1. stateless behavior - The operation must depend only on operands or otherwise visible machine state (e.g. arithmetic flags) at the time of execution. No hidden state allowed. This restriction rules out non-blocking instructions that stay busy after the instruction appears to have completed.

2. limited memory touching - Memory access is often a rate limiter. Other than improving code density, it makes no sense to combine discrete operations into one big instruction if both perform the same due to memory bottlenecks.

3. computationally interesting - The new instruction should do something more efficiently than otherwise possible. The x86 AES instructions are extreme examples. Relatively simple operations like bit swizzles matter too if they happen often enough.

4. business value - Does the silicon area and validation effort to implement the instruction pay for itself?

5. compatibility value - Last, but not least, many instructions exist for no other reason than to support legacy software.

Answer 2

In the case of sete, it was probably a matter of practical experience with code written in the instruction set. At least if memory serves, sete was added as of the 386, so by then the instruction set had been in active use for a few years. At a guess, they probably spent some time looking through code to find things that were done a lot, but not directly supported in the instruction set. They would probably screen those to find ones that would be easy to make a lot more efficient by supporting them directly in the CPU.

A lot of cases are rather similar to that -- work is basically prototyped in software to find a design that's reasonably flexible, efficient and simple to implement. Then, when the design is relatively polished, the CPU designers look it over and see whether they can't make it at least a little more efficient by implementing (at least parts of) it in hardware.

Most of the so-called RISC processors were designed by collecting statistics on the code generated from source code with existing compilers on existing processors. Then they looked through the frequency of instruction use, and (attempted to) optimize those that were used a lot, and simply dropped those that weren't used very much.

Answer 3

There are at least two possible sequences to achieve the code. Here's my analysis of them

; "classic" code
 xor eax,eax     ; zero AL in case we don't write it.
 cmp edx,15
 jne past
  mov al,1        ; AL = (edx==15)
past:

And

; "evolved" code
; xor eax,eax optional to get a bool zero-extended to full register
cmp edx,15
sete al        ; AL = 0 or 1 according to edx==15

It is a bit of a mindset that a conditional, simple assignment "should" involve a conditional jump on the opposite condition, even if it only jumps around a single instruction. But it is - in your own words - a particular execution scenario that occurs frequently so if a better alternative were available, why not?

When code executes there are many factors affecting execution speed. Two of them are the time it takes for the result of a comparison/arithmetic/boolean operation to reach the flags register and the other the execution penalty when a jump is taken (I'm over-simplifying this a bit).

So the classic code will either execute a move or take a jump. The former will probably be executed in parallel with other code and the latter may cause the prefetcher to load data from the new position resulting in wait states. The processor's branch prediction may be involved and may - depending on a lot of factors - predict incorrectly which incurs additional penalties.

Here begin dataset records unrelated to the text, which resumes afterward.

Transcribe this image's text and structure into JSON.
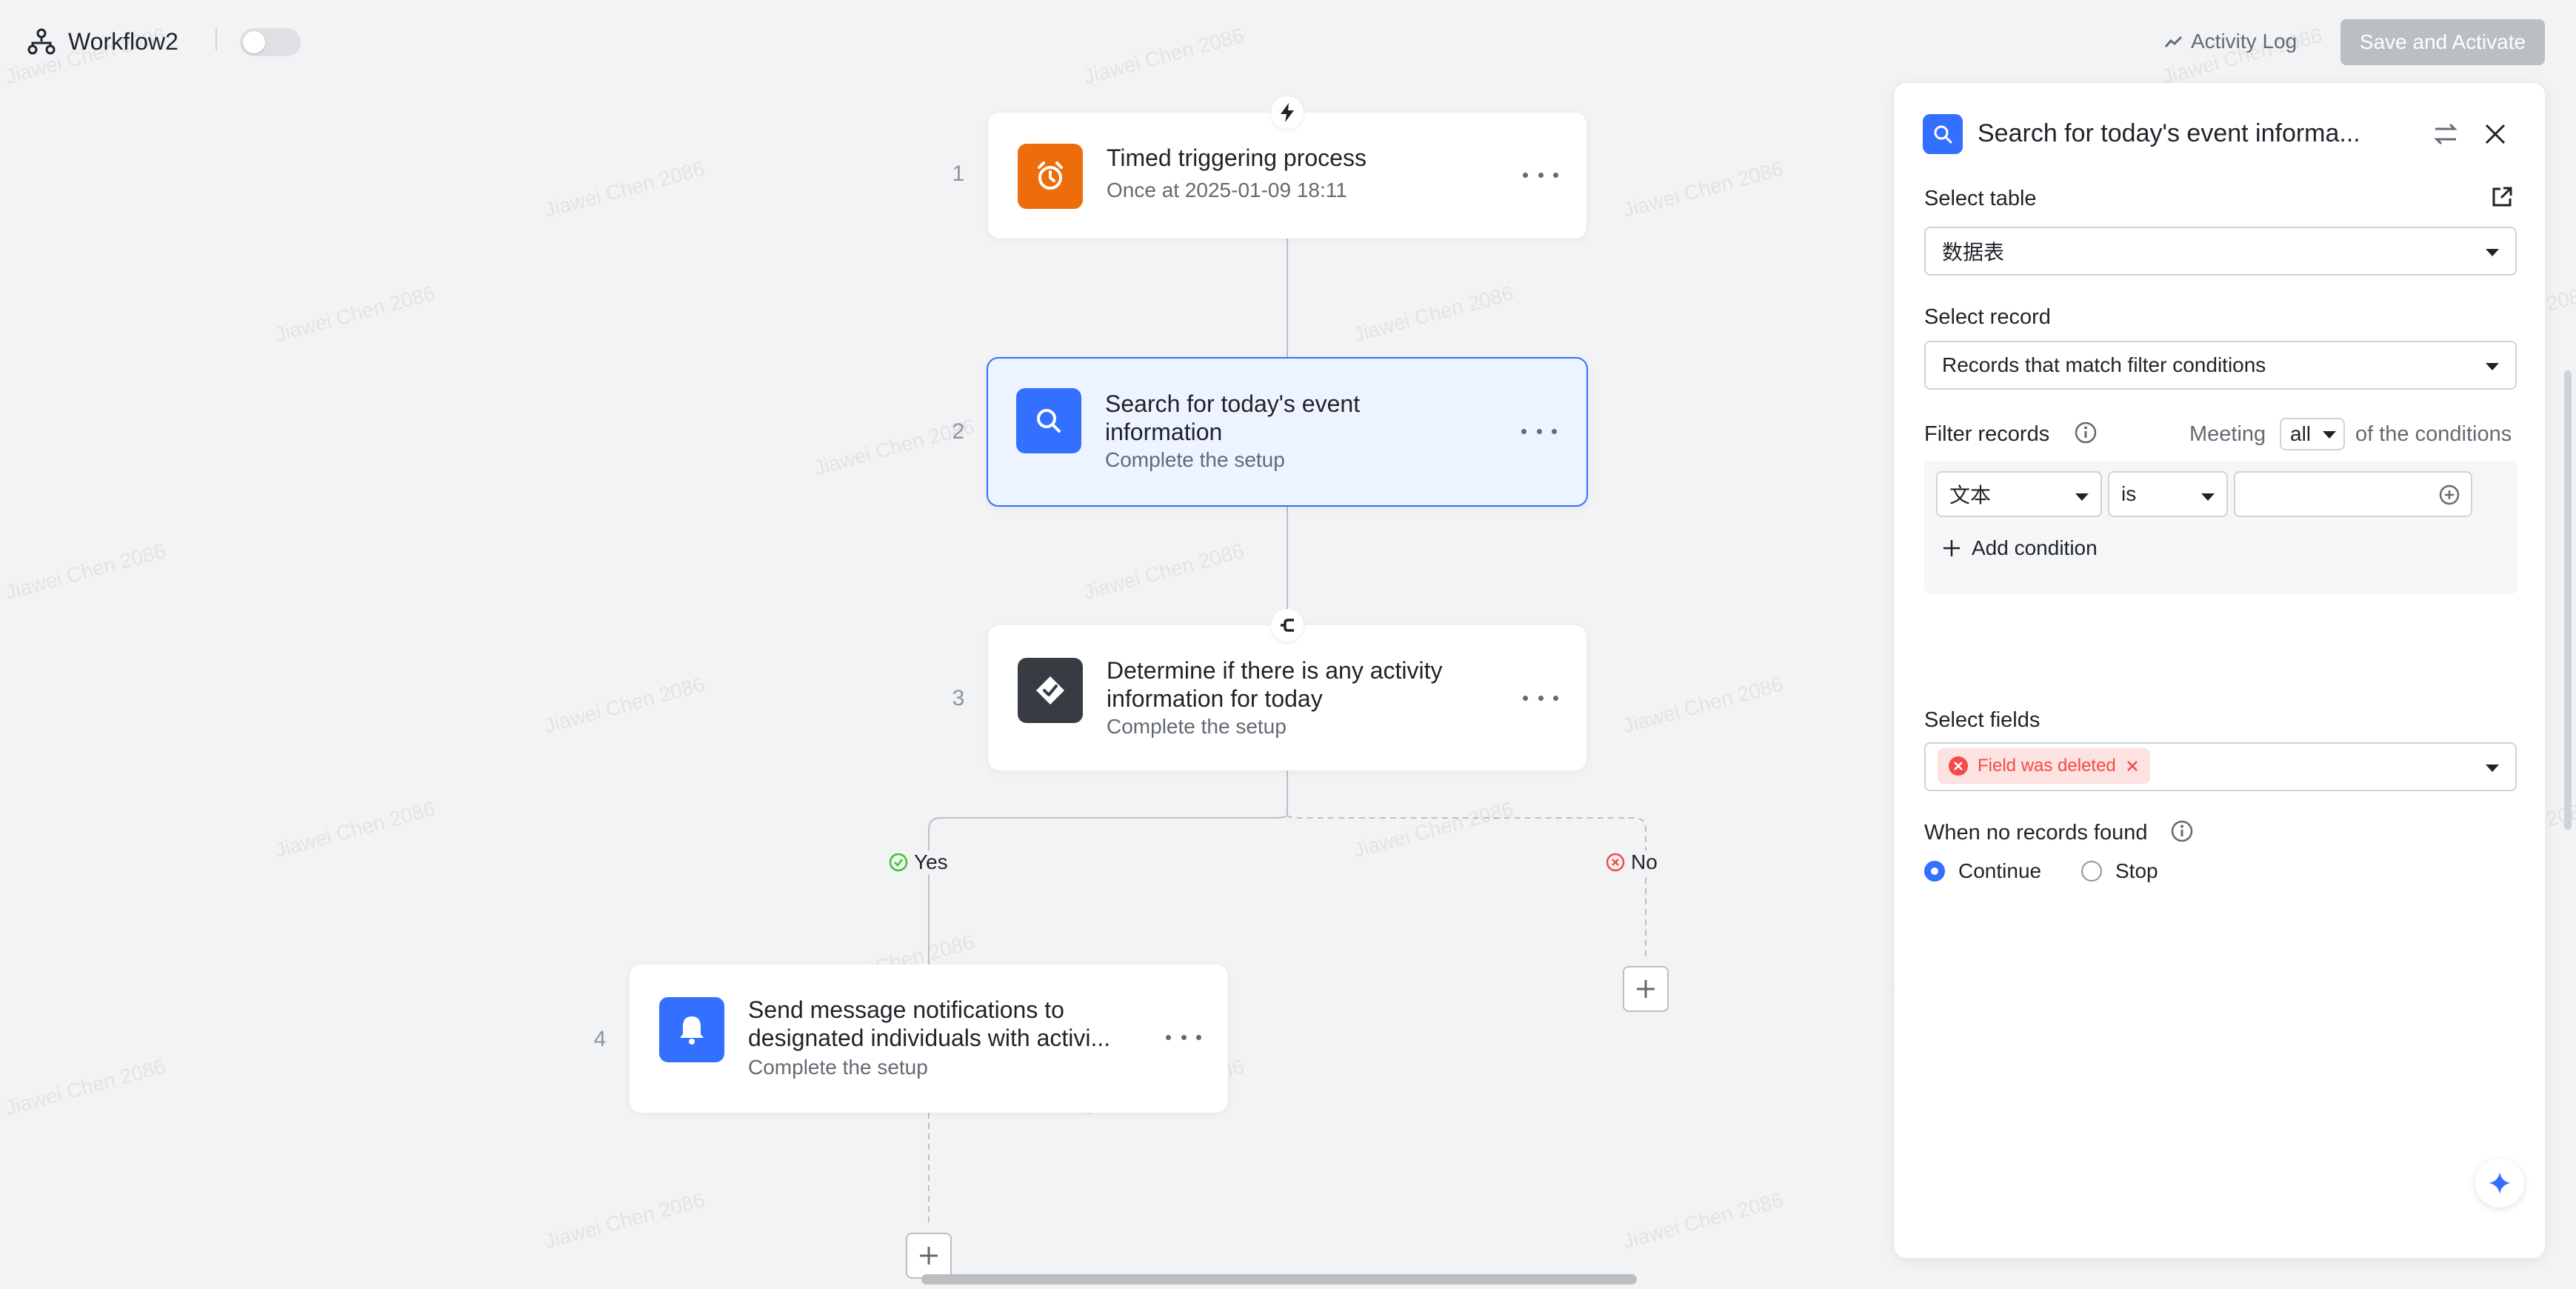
{
  "header": {
    "title": "Workflow2",
    "activity_log": "Activity Log",
    "save_button": "Save and Activate"
  },
  "watermark": "Jiawei Chen 2086",
  "nodes": [
    {
      "num": "1",
      "title": "Timed triggering process",
      "subtitle": "Once at 2025-01-09 18:11",
      "icon": "alarm-clock-icon"
    },
    {
      "num": "2",
      "title": "Search for today's event information",
      "subtitle": "Complete the setup",
      "icon": "search-icon"
    },
    {
      "num": "3",
      "title": "Determine if there is any activity information for today",
      "subtitle": "Complete the setup",
      "icon": "condition-icon"
    },
    {
      "num": "4",
      "title": "Send message notifications to designated individuals with activi...",
      "subtitle": "Complete the setup",
      "icon": "bell-icon"
    }
  ],
  "branches": {
    "yes": "Yes",
    "no": "No"
  },
  "panel": {
    "title": "Search for today's event informa...",
    "select_table_label": "Select table",
    "select_table_value": "数据表",
    "select_record_label": "Select record",
    "select_record_value": "Records that match filter conditions",
    "filter_label": "Filter records",
    "meeting": "Meeting",
    "meeting_value": "all",
    "of_conditions": "of the conditions",
    "condition_field": "文本",
    "condition_op": "is",
    "condition_value": "",
    "add_condition": "Add condition",
    "select_fields_label": "Select fields",
    "field_tag": "Field was deleted",
    "no_records_label": "When no records found",
    "option_continue": "Continue",
    "option_stop": "Stop",
    "selected_option": "Continue"
  },
  "colors": {
    "accent": "#3370ff",
    "trigger": "#ed6d0c",
    "condition": "#373c43",
    "error": "#f54a45"
  }
}
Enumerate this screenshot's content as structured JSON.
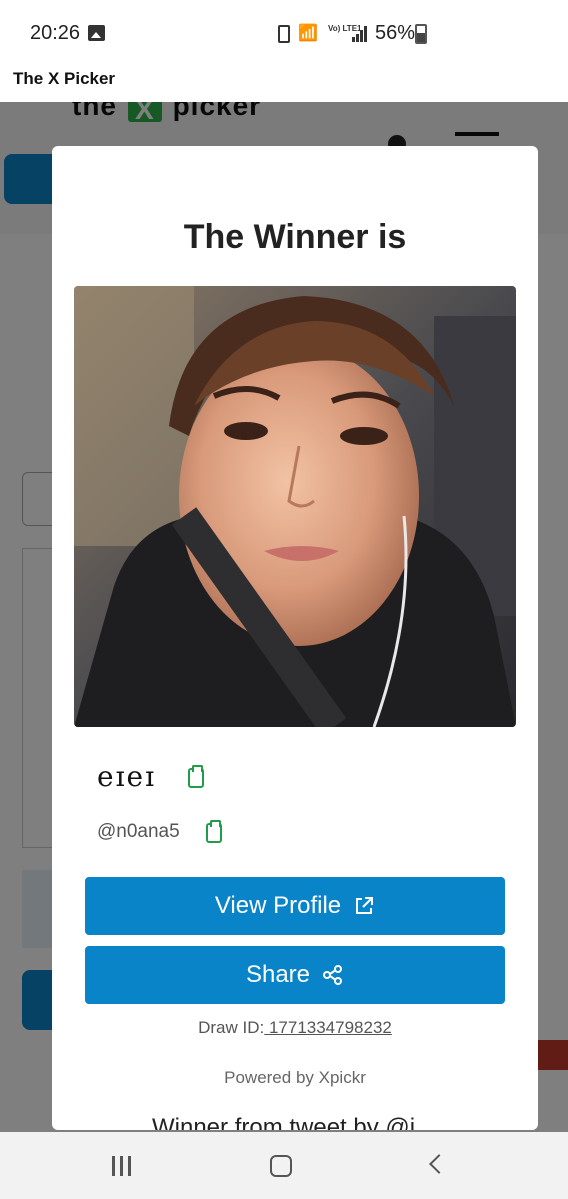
{
  "status_bar": {
    "time": "20:26",
    "battery_percent": "56%",
    "network_label": "Vo) LTE1",
    "icons": [
      "gallery-icon",
      "battery-saver-icon",
      "wifi-icon",
      "signal-icon",
      "battery-icon"
    ]
  },
  "app": {
    "title": "The X Picker"
  },
  "background_page": {
    "logo_left": "the",
    "logo_x": "X",
    "logo_right": "picker"
  },
  "modal": {
    "title": "The Winner is",
    "winner": {
      "display_name": "eɪeɪ",
      "handle": "@n0ana5"
    },
    "buttons": {
      "view_profile": "View Profile",
      "share": "Share"
    },
    "draw_id_label": "Draw ID:",
    "draw_id_value": " 1771334798232",
    "powered_by": "Powered by Xpickr",
    "winner_from_partial": "Winner from tweet by @i"
  },
  "colors": {
    "primary_button": "#0a84c9",
    "copy_icon": "#1f9d4a",
    "logo_green": "#2db34a"
  }
}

In the evolved case, code prefetching is not affected at all which is good for execution speed. Also the sete sequence will probably fit in fewer bytes than the mov+jne combo which means that relatively less code cache line capacity/work will be involved in the execution which means there will be relatively more data cache capacity/work will be freed up as well. It the contents of the assignment isn't needed right away the sete could be rescheduled to a position where it blends in better (execution-wise) with the surrounding code. This rescheduling could be performed explicitly (by the compiler) or implicitly (by the CPU itself). Static scheduling (by the compiler) is limited because most x86 integer instruction affect FLAGS so they can't be separated far.

For normal (usually un-tuned), bloated application code the use of instructions such as this will have little impact on overall performance. In highly specialized, hand tuned code with very tight loops the difference between executing within three rather than four or five cache lines could make an enormous difference, especially if multiple copies of the code are running on different cores.